If you want to try this approach, here’s where to start:

  1. Start with Plan Mode. Whatever AI tool you’re using, don’t jump straight to “build me a thing.” Ask it to interview you first. Define the scope, the audience, the constraints. Get specific about what “done” looks like.

  2. Capture the plan in a file. Create a PLAN.md (or whatever your tool calls it) in your project root. Record what the project is, what’s been built, what decisions have been made, and what’s next. Update it at the end of each session, not during.

  3. Write your operating instructions. Create a CLAUDE.md (or .cursorrules, or whatever your tool uses). Define your conventions: file organization, naming patterns, tone, linking rules, commit behavior. Every decision you put here is a decision you never have to make again.

  4. Build the self-referential logic. This is optional but powerful. If you have a glossary, a blog, project pages, or any recurring content type, set up rules that connect them automatically. “Every blog post links to relevant glossary terms.” “Every glossary term mentions where it’s used on the site.” “Every project gets a companion blog post.” The connections are what make the system compound.

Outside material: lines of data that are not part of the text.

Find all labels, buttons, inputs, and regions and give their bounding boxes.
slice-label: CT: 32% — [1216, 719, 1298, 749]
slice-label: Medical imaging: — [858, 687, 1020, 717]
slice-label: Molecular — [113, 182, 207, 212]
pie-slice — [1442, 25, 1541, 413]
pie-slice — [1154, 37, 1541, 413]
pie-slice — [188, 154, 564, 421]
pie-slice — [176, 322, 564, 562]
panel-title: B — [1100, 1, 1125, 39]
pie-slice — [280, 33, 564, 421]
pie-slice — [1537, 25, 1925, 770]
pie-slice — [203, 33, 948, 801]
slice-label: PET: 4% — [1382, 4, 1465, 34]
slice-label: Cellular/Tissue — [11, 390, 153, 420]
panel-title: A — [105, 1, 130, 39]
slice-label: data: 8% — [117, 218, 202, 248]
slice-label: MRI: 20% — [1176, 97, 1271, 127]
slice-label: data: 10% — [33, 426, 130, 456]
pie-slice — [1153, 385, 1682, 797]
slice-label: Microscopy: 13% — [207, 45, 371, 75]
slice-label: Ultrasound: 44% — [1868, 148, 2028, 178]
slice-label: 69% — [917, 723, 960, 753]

  5. Work in phases. Don’t try to build everything at once. Pick one feature, scope it, build it, document it, move on. Each phase teaches you something and adds capability for the next one.

The tools are evolving fast. Six months from now, the specific files and formats might look different. But the principles won’t change: scope before you build, create persistent memory, define conventions that automate your preferences, and design systems where output feeds back into input.

If you’re trying to figure this stuff out, feel free to reach out. I’m building all of this in public for a reason.

Where This Post Fits

This is the second entry in the build log for this site. The first post covered the migration from Lovable to Astro. The third post documented building The Vibe-Coder’s Dictionary. Each one is a layer on top of the last, and each one was built using the system described here.

The architecture came first. Then the tools. Then the content. Then more architecture to support more content. It’s turtles all the way down, and that’s exactly the point.

What makes any of this worth doing is not the system itself. Systems are impressive until they are not. What makes it worth doing is whether the system serves something that matters. AI can build faster than any of us imagined. The question that endures is not “how fast can you ship?” It is “are you building on rock or sand?” (Matthew 7:24-27). The tools will change. The frameworks will change. The answer to that question will not.